I only know what comes next.
The sound-board operator with the swollen calves
Was crawling for the water faucet
When he upset the campstools and paragraphs,
His ex-boxer's knuckles
Pounding away at a mildewing life.
Five minutes after his death
The neighbors had his house ringed
In firemen's hats, then doused
With gas and ignited, as if
Fire could purge anyone of life.

This agent being the one hundred twenty-sixth victim
To have died that week, the epidemic
Tightened its circle with an inhuman force,
Coming to bump off your manager, along with
Any future you had, Harlequin.

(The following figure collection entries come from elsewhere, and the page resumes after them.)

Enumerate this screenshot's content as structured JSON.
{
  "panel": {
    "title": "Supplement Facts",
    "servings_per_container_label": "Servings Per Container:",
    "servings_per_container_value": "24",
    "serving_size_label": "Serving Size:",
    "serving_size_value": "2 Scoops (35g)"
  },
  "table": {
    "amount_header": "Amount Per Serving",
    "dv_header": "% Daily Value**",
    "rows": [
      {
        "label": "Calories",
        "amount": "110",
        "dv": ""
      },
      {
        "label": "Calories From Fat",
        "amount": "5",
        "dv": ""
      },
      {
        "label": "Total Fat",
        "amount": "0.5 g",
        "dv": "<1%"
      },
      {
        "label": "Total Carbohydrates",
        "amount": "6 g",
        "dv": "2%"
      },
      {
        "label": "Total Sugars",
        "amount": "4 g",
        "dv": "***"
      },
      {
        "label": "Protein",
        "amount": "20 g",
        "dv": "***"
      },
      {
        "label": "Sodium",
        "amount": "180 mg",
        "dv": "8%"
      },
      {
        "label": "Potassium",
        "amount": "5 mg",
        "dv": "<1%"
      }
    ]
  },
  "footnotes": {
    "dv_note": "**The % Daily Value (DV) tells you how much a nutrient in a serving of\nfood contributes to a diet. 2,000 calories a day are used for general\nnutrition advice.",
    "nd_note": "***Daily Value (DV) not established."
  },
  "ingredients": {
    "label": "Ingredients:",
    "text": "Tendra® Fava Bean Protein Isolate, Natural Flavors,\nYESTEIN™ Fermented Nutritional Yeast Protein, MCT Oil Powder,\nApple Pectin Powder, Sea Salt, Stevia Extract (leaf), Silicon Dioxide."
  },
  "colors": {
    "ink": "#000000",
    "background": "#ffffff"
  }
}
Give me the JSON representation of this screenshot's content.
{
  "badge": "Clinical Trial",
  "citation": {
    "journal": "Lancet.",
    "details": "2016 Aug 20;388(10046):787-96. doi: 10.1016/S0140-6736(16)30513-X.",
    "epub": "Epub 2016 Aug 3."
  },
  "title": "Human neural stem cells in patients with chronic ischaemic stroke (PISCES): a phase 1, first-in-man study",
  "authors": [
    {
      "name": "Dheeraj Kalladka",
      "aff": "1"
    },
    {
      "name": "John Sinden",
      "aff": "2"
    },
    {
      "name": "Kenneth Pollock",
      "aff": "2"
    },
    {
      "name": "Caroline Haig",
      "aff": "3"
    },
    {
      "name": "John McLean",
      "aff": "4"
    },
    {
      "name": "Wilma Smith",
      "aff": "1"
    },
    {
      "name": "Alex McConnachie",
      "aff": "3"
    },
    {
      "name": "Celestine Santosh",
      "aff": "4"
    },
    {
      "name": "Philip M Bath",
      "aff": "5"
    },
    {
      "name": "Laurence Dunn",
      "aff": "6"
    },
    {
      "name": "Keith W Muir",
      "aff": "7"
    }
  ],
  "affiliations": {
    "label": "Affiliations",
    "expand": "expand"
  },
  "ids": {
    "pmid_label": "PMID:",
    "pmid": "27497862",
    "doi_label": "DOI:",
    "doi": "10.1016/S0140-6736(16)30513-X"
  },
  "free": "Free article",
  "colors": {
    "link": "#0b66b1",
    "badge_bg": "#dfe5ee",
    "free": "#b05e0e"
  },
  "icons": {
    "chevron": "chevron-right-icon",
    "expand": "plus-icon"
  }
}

All public shows
Were now banned, convergence
Of more than five persons in open assembly
Treated as constituting treason to the state.
While vultures and cats
Roamed the vacant city
Among seltzer dispensers,
Stacks of dirty dishes, all the paraphernalia
That accompanies a touring troupe of artists
Dashed to smithereens, harvests went rotting
In the grainfields, like suicides
Whose eyes ravens have pecked out,
Like a poetry
Beyond any commentary.

Translated by Vyt Bakaitis



ANCIENT DAYS


The pyramid slopes rise
Higher and higher, a walled
Death-proof edifice for Pharaoh's
Retreat into non-existence,
As the desert comes closing in
And the sea deepens its green.

Trailing away behind the camels
A whole nation of bowed backs
Slouches toward the flattened
Sterile slab of its ruler's chest,
While beyond the sea
Antiquity's lightning flashes
Its colonnades and facades,
And among the olivetrees in the market
Socrates haggles with a Jew
Over a fat Athenian goose.

The poem glorifying gods and heroes
Keeps getting longer.
There's our distinguished author now
Worrying over the last line
Of his dramatic text,
While his wife's non-Euclidian mind's
The wrath of Ra,
Chasing him naked from home
And country.

Translated by Vyt Bakaitis



PROLOGUE

a blotter of silence
carpets the ground around the acropolis
for worshippers hardening into objects over the years

easy for me to fall and just as easy to rise
a winged reptile nearing the waterfall
but I won't lie to you: I am lucky

you've opened your imagination and can say
time's set to a commonsense downtrend
and everything else has a healthy overabundance

it’s thanks to you I’m a part of this world
a holy place all gravitate to
even though coordinates are lacking

Translated by Vyt Bakaitis



Having completed the Kaunas Technical Institute in 1973, Gintaras Patackas turned to poetry, where he turned away from the "quiet melancholic" poetry popular at that time, towards a wildly experimental style in which "he no longer could sink and melt peacefully into nature, and instead, reacting to the chaotic garbage heap of objects and the descending claw of worldwide dissolution, chose to rebel" (Vytautas Kubilius). Patackas has published five collections of poetry, and one novel.